London - Thomas Markle is ready to testify against the Duchess of Sussex in court, his elder daughter said on Wednesday.
Meghan’s half-sister Samantha Markle said her father would enter the witness box if he was called to give evidence, telling the BBC: ‘If he is called, he will come."
Legal documents filed as part of a High Court case revealed Mr Markle, 75, was left "deeply hurt" by a message sent by his daughter and Prince Harry in the run-up to their wedding in 2018.
That message and a string of others will form part of a legal battle between the duchess and The Mail on Sunday, after the newspaper published extracts from a letter she sent to her father.
Meghan, 38, has accused the newspaper – the sister paper of the Daily Mail – of breaching her privacy, her data protection rights and her copyright.
Samantha Markle, Mr Markle’s daughter from his first marriage, has previously been highly critical of her half-sister, calling her "inhumane" and a "social climber".

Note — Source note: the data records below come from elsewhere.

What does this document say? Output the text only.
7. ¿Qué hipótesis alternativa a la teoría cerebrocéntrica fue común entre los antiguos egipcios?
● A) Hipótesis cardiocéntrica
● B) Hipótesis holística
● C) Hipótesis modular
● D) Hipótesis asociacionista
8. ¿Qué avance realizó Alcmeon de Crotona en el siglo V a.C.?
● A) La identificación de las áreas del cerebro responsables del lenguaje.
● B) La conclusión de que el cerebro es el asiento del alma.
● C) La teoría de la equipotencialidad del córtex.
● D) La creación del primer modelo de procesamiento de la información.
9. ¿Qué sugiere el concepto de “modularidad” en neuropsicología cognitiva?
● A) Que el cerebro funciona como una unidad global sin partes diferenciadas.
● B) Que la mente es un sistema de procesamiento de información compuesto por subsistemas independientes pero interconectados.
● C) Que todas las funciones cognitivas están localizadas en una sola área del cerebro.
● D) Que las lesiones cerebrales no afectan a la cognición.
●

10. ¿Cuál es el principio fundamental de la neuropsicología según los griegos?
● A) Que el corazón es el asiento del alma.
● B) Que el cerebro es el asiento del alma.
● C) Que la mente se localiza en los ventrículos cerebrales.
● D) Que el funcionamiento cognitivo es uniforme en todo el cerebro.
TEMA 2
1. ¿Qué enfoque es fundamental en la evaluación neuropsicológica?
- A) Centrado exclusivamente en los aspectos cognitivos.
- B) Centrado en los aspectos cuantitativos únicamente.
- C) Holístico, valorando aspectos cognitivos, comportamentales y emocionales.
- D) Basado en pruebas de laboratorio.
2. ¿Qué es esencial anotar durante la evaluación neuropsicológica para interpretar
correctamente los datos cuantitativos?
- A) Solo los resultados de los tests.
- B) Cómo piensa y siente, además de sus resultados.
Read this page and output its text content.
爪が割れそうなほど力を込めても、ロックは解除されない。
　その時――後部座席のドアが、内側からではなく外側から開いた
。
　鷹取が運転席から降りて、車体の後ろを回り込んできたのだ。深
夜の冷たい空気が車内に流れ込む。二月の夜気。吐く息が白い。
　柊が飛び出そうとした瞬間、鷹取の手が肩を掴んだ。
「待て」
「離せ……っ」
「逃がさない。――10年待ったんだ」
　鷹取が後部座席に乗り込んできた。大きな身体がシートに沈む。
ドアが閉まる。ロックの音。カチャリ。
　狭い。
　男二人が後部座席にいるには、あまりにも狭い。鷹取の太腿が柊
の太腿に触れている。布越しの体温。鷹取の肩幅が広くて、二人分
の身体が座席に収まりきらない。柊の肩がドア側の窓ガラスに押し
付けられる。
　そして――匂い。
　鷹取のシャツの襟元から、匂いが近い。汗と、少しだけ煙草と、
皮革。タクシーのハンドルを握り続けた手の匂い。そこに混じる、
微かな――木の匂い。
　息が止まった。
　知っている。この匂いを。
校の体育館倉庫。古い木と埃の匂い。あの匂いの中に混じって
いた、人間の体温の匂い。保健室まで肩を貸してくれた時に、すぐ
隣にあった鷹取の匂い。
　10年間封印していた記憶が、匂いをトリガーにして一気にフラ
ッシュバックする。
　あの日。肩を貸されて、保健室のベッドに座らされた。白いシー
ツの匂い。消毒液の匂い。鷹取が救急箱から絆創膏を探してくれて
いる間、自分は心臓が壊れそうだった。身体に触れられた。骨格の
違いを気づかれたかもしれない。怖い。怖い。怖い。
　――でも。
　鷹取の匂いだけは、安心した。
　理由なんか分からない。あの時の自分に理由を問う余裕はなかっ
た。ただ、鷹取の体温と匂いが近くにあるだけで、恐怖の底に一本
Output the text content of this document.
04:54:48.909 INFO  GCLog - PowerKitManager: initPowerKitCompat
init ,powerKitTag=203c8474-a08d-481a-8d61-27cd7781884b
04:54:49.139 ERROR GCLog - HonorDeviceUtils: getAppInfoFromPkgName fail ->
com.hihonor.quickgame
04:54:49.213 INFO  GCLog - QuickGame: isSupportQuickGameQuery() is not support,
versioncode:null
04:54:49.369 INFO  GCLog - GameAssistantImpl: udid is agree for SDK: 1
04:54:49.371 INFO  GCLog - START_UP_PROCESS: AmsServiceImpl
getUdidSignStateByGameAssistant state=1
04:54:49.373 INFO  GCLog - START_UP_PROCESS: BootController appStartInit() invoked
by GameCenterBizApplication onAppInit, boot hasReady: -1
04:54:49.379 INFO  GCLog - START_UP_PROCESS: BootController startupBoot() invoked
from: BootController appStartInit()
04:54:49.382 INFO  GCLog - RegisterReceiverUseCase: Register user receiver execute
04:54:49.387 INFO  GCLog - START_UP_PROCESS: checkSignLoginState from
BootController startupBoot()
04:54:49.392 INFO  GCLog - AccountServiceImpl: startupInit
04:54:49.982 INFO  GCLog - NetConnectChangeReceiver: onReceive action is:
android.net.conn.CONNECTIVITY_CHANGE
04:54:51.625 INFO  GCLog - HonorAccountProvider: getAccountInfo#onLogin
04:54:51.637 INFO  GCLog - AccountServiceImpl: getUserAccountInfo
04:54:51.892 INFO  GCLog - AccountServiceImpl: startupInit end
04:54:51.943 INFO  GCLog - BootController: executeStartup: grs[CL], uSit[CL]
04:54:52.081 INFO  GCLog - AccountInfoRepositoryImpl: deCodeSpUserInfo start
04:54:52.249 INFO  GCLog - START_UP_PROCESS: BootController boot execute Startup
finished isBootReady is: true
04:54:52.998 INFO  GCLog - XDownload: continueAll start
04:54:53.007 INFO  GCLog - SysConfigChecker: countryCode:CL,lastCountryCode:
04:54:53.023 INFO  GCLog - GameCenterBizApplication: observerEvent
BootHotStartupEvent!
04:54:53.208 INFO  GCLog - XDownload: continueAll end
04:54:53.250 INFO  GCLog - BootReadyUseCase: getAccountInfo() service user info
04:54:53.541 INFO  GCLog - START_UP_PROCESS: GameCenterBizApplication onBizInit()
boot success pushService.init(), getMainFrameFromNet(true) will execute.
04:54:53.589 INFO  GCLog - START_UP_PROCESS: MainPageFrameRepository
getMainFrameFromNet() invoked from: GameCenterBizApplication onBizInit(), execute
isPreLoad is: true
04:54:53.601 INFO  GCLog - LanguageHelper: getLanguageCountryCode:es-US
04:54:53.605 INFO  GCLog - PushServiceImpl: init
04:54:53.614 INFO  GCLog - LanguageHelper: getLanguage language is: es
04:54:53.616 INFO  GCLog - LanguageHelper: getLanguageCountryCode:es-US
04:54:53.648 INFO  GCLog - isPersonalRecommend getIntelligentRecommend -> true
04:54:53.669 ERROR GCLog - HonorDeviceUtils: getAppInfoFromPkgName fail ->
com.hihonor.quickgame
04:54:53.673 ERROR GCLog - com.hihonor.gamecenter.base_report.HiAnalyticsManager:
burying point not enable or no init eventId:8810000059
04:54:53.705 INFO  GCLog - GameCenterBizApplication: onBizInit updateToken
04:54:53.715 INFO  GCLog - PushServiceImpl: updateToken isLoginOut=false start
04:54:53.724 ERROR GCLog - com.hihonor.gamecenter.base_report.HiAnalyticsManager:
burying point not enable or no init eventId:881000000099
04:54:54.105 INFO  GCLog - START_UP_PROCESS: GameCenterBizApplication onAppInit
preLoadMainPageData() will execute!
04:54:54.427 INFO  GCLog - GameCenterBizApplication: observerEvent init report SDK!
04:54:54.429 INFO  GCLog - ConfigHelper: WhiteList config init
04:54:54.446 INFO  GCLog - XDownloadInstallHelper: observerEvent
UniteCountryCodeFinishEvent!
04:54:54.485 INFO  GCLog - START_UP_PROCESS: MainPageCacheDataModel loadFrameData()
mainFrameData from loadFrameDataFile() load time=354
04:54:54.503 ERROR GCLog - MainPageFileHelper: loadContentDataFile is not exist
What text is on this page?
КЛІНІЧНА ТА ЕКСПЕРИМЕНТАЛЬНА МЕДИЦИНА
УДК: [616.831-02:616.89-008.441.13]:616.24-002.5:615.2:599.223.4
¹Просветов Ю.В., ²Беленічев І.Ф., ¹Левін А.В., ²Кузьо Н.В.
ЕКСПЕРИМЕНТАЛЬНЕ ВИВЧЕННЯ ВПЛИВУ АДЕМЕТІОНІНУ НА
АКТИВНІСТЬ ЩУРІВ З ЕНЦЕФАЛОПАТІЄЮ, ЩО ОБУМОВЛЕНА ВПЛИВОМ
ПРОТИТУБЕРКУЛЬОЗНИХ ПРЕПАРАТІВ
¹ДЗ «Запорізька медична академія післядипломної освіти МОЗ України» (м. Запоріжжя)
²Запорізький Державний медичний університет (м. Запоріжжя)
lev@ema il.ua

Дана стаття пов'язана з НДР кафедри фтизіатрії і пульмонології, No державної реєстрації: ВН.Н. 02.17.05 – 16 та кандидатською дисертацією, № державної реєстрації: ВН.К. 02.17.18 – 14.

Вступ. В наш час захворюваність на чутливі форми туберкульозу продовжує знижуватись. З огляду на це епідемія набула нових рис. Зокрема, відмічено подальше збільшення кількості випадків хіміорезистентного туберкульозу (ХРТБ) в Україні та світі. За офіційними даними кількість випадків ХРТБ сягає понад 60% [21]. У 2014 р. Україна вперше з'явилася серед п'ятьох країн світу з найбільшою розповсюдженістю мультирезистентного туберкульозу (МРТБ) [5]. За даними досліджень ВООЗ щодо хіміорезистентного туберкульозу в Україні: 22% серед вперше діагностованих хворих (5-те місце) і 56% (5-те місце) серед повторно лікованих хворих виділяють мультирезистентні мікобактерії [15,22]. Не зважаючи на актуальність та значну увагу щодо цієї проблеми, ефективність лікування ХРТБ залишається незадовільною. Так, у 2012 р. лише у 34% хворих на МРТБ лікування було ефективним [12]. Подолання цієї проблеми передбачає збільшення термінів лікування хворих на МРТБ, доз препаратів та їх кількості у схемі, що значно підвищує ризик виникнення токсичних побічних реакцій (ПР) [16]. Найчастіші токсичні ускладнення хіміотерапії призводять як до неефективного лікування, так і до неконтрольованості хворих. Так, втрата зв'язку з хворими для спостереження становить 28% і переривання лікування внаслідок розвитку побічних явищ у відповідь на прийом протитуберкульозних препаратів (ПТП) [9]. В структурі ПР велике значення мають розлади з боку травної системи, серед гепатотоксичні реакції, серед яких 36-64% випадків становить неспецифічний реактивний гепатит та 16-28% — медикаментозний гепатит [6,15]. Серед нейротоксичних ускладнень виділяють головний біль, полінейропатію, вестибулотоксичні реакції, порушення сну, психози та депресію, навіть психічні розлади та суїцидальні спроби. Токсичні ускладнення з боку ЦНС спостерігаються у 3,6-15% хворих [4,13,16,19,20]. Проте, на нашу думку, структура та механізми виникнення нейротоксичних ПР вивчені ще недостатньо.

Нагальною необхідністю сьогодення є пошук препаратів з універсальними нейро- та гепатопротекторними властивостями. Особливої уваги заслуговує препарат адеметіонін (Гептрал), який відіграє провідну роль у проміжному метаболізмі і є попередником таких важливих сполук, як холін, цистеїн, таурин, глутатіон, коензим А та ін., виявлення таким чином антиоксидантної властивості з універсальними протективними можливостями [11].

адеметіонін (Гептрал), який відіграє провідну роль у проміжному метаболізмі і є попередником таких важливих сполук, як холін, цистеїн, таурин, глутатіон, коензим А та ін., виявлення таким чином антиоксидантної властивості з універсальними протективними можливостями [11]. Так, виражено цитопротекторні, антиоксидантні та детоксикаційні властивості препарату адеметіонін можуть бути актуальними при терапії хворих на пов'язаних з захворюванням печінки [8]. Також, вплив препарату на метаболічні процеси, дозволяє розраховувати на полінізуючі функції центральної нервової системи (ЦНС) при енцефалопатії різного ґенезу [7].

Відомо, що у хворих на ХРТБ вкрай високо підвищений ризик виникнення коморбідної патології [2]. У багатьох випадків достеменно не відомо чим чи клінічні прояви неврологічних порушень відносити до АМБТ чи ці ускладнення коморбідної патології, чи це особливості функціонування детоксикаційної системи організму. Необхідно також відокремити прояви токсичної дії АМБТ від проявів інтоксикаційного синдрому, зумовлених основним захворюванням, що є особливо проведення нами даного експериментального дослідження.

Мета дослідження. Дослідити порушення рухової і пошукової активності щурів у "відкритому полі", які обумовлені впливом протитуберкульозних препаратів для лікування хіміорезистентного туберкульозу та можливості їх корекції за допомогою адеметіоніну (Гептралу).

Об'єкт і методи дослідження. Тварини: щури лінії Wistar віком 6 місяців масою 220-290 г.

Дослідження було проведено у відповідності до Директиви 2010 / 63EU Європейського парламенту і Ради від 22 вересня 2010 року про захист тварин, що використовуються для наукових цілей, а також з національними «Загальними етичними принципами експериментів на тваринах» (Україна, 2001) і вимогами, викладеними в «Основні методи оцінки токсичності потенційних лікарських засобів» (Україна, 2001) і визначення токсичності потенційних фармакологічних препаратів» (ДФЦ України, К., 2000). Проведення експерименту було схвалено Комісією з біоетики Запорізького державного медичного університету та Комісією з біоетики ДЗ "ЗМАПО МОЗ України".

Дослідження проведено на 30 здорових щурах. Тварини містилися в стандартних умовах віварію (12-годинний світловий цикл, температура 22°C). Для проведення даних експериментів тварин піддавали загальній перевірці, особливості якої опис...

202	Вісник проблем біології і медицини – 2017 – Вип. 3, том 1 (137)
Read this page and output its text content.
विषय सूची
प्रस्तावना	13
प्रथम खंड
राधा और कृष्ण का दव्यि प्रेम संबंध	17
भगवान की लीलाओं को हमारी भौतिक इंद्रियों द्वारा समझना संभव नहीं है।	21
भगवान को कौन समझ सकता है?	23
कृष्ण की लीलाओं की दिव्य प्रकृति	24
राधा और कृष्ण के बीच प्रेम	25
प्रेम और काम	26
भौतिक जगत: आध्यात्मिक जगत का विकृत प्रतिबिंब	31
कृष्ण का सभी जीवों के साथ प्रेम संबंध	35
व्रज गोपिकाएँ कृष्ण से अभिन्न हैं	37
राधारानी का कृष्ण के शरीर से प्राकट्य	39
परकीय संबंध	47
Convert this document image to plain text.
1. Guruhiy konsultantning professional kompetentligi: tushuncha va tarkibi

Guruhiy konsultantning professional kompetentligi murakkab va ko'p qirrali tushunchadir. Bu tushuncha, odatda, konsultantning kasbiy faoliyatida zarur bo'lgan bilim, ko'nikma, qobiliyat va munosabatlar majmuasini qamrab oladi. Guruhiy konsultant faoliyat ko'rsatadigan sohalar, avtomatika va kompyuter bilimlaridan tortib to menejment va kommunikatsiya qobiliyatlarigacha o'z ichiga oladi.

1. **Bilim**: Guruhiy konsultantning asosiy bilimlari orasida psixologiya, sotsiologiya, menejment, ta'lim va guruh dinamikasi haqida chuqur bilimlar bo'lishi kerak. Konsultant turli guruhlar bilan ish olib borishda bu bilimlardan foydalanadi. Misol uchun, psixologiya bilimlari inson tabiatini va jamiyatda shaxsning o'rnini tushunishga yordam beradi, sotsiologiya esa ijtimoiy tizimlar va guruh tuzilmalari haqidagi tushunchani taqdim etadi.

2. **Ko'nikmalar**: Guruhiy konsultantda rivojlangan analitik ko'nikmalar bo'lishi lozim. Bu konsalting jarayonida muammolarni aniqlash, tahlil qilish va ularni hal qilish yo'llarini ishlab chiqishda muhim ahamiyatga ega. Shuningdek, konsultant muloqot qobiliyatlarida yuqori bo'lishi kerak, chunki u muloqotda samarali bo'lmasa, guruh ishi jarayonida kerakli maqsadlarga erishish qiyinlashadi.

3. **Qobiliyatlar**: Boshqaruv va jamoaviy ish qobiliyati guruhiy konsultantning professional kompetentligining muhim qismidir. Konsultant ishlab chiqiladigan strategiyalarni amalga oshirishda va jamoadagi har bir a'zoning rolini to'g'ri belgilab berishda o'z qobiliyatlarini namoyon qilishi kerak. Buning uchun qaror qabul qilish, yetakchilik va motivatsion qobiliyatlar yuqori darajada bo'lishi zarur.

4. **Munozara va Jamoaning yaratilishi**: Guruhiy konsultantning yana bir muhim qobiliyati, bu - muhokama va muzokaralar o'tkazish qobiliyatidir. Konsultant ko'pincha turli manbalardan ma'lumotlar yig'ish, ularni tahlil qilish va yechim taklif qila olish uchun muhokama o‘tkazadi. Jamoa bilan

Last week the 55-year-old said the Sussexes’ decision to step back as senior members of the Royal Family was a "slap in the face".
Meghan launched her legal action last year, and The Mail on Sunday’s formal response and denial of her claims were lodged at the High Court earlier this week.
If it goes to a full hearing, the case has been heralded as the "trial of the century" by commentators, because of the prospect of the estranged father and daughter giving evidence against each other.
They could both be cross-examined by lawyers about their relationship with each other and with Harry, and about allegations that they each sought to manipulate the media.
The case centres on the letter Meghan wrote to her father in August 2018 – three months after her wedding. Lawyers for the newspaper said the duchess had effectively sanctioned five unnamed friends to brief US magazine People that the letter was a ‘loving’ attempt to heal a rift with Mr Markle. They allege she wrote the letter knowing it was likely to end up in the public domain, and had therefore helped to breach her own privacy.
They said the magazine article had effectively suggested that Mr Markle had lied about his daughter and was to blame for their estrangement, and for missing her wedding.
And they said the duchess had made no apparent complaint about the magazine article, either about it being inaccurate or containing private information published without her consent.
But she launched legal action when Mr Markle gave the full text of the letter to The Mail on Sunday in an attempt to set the record straight, lawyers for the newspaper said.
In the court papers, they said he had ‘a weighty right to tell his version of what happened between himself and his daughter including the contents of the letter’.
The newspaper argues that there was "a huge and legitimate public interest in the Royal Family", which extended to its public conduct and to its personal and family relationships.
Lawyers for the duchess have previously argued she has not courted publicity about her relationship with her father, and was "shocked and deeply upset" when the letter was published.
The case could also examine financial arrangements between the father and daughter.
Lawyers for The Mail on Sunday allege that the duchess has given her father no financial or emotional support since her wedding, despite knowing he has been seriously ill and has faced large medical bills.
By contrast, the legal papers said Mr Markle had paid his daughter’s private school fees and college tuition, and had continued to pay off her student loans, "even after she had landed a well-paid role in Suits", the US legal drama which propelled her to fame.
Lawyers for the newspaper said: "In light of the claimant’s [Meghan’s] very considerable means and resources, reasonable people may well take the view that her failure to support him in any way, financially or emotionally, since May 2018, is deserving of criticism."
Harry and Meghan have said they will fund their legal proceedings privately, and they will donate any subsequent payout to charity, should they win the case. No date has been set for a court hearing.